Figure 2. Summary of the genome-wide SNP linkage analysis.

(A) The multipoint parametric LOD (pLOD) score with a marker interval of 1.0 cM is shown for all of the autosomes and the X chromosome. (B) The multipoint pLOD and the information score of chromosome 19 are shown. The black and red lines (or dot) denote results from 1.0 and 0.2 cM marker interval analysis, respectively.

Figure 3. Identification of a heterozygous mutation in KEAP1 .

(A) The result of Sanger sequencing of proband DNA showed the c.879_880delinsA mutation (red), resulting in a 1-base deletion and a frameshift (p.Asp294Thr, fs*23) in KEAP1. (B) Domain structure and mutation location in the KEAP1 protein. The protein consists of an N-terminal region (NTR; amino acids 1 to 60), a BTB domain (amino acids 61 to 179), an intervening region (IVR; amino acids 180 to 314) and a DC domain (amino acids 315 to 624). The BTB and N-terminal portion of IVR is responsible for dimerisation and the interaction with CUL3. The DC domain is also critical for the interaction with NFE2L2. The p.Asp294Thr, fs*23 mutation is located in the IVR. The reported frequencies of the somatic mutations observed in each domain in cancer cells are shown at the bottom .

Figure 4. Reverse transcriptase-PCR for mutant and wild type KEAP1 .

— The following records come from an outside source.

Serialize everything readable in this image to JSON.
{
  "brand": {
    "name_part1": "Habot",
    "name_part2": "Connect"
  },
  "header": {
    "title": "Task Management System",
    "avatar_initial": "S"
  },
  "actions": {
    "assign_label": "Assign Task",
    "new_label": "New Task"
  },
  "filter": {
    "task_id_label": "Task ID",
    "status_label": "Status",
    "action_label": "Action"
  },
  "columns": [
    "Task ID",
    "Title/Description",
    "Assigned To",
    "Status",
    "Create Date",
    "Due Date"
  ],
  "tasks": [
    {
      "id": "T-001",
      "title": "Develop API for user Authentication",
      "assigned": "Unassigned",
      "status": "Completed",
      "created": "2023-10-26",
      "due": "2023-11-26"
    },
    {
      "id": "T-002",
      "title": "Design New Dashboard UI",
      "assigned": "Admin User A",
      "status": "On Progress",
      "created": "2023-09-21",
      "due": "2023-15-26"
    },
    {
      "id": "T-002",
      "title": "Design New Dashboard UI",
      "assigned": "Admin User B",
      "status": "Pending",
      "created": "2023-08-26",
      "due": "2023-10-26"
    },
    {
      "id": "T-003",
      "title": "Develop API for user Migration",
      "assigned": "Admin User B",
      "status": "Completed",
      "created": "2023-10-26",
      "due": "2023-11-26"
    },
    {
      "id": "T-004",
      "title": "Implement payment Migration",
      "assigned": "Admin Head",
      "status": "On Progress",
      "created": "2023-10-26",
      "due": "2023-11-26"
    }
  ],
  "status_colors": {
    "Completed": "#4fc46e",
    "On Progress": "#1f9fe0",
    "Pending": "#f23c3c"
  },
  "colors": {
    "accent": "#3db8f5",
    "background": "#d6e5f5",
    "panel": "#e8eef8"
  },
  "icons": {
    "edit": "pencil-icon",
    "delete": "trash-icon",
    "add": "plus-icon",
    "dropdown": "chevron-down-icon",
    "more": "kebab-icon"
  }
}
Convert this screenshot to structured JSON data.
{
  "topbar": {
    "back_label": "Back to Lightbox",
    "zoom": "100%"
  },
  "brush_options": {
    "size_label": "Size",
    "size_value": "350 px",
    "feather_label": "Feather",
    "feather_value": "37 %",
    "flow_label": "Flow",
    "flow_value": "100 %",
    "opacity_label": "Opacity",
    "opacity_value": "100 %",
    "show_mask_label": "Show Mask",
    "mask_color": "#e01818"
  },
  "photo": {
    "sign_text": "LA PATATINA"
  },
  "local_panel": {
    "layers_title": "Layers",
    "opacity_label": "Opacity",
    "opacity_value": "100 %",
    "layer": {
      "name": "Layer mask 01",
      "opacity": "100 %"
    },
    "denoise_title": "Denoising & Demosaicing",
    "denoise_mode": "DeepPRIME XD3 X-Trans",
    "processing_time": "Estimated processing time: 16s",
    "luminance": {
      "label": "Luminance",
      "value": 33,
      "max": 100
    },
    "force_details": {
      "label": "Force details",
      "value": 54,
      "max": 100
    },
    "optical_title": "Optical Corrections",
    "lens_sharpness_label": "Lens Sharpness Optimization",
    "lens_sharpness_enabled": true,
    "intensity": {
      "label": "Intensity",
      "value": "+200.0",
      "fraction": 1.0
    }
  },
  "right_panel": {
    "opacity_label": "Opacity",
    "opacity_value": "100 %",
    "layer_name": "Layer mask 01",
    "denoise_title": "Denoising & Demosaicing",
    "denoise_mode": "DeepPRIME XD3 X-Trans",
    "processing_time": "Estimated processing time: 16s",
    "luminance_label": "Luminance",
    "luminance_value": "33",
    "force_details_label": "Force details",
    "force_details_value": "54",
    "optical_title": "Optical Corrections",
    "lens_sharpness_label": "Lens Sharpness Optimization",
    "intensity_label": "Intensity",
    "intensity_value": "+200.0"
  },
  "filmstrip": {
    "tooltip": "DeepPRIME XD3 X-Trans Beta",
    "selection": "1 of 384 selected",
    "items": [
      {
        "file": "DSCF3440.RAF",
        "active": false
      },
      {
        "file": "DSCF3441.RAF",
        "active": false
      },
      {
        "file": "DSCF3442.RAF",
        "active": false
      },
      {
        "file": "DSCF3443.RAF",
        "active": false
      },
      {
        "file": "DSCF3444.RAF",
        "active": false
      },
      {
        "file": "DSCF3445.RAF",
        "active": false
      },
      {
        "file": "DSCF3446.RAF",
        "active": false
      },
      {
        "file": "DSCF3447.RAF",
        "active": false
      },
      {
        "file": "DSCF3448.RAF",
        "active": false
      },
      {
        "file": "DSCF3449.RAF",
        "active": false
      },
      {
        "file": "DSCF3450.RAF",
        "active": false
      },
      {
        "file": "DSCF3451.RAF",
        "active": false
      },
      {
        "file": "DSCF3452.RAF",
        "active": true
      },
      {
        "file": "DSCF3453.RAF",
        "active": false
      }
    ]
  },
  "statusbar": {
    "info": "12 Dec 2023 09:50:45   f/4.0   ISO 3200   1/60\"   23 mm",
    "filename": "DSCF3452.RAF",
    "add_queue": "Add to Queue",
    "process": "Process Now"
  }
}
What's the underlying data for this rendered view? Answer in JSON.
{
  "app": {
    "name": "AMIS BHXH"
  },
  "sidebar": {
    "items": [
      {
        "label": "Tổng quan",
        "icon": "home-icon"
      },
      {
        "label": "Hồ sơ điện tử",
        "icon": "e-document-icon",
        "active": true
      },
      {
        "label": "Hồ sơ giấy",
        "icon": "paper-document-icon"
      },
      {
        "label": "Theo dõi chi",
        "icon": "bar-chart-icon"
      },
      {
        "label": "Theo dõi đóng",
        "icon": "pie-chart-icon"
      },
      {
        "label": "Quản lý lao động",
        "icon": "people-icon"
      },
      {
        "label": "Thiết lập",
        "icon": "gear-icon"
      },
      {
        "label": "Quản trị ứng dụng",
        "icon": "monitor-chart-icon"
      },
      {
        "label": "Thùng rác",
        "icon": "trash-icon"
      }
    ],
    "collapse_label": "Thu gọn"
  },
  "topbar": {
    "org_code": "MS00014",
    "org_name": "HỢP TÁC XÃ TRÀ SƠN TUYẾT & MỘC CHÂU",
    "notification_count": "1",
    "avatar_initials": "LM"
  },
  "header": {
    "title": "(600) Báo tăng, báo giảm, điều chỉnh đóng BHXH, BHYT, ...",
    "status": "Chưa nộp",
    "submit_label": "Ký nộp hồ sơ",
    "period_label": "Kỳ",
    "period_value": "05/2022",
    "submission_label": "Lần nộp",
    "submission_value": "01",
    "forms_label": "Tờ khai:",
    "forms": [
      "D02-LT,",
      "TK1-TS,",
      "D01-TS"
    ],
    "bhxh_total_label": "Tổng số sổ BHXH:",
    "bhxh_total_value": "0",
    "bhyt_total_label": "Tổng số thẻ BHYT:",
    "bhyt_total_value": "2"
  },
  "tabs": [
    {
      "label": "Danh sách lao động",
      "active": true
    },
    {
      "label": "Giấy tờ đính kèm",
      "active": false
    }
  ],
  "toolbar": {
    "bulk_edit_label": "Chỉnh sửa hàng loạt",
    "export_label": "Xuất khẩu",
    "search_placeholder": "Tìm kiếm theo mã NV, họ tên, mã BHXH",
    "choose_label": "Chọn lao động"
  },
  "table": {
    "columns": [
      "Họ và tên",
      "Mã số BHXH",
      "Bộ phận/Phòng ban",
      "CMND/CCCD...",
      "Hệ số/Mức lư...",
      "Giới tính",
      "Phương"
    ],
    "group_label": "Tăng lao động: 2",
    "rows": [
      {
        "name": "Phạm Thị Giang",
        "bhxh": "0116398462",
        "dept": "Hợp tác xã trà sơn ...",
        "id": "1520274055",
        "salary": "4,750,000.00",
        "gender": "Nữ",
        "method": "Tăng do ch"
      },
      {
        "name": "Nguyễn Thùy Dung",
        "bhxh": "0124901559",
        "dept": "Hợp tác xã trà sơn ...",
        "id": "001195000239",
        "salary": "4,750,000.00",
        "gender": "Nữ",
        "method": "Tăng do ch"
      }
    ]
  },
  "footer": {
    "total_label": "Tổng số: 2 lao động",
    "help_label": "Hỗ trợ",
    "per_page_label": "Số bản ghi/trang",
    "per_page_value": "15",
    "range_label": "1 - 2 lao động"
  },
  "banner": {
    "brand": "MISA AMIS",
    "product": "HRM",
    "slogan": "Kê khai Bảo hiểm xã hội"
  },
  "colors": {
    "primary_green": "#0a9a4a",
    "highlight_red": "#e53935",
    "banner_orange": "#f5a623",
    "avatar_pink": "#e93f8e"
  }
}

(A) Primer positions for reverse transcriptase-PCR in KEAP1 exons. The asterisk indicates the position of c.879_880delinsA mutation in exon 3. The primer, KEAP1-mut-rvs, contains "T" nucleotide at the 3' end which is the complement of mutant "A" nucleotide to amplify mutant allele. The expected sizes of PCR products are as follows: 233 bp for KEAP1-N-fwd and KEAP1-N-rvs; 201 bp for KEAP1-C-fwd and KEAP1-C-rvs; 282 bp for KEAP1-mut-fwd and KEAP1-mut-rvs. (B) Results of the reverse transcriptase-PCR for the mutant and wild type KEAP1. cDNAs from control normal thyroid, the normal and goitre region of thyroid tissues obtained from the proband were amplified by 3 primer sets indicated in (A) to mutant KEAP1 (upper panel), 5' and 3' normal portions adjacent mutation site (second and third panels, respectively) of KEAP1. GAPDH was amplified as a control for the amount of cDNA in each sample. The expected size of PCR product of GAPDH is 452 bp. In the experiment of mutant KEAP1 amplification, the plasmids containing mutant or wild type KEAP1 (pCMV-myc-KEAP1mut or pCMV-myc-KEAP1wt, respectively) were utilized as control templates.

Figure 5. Up-regulation of NFE2L2 target genes in the thyroid tissues of the patient.

Results of the quantitative PCR of NFE2L2 and its target genes GSTA4, GCLC and NQO1 in the normal and goitre region of thyroid tissues obtained from the proband. The expression levels relative to control RNA from an adult thyroid are shown. The significance with the t-test is indicated with asterisks (*p<0.05 and **p<0.01).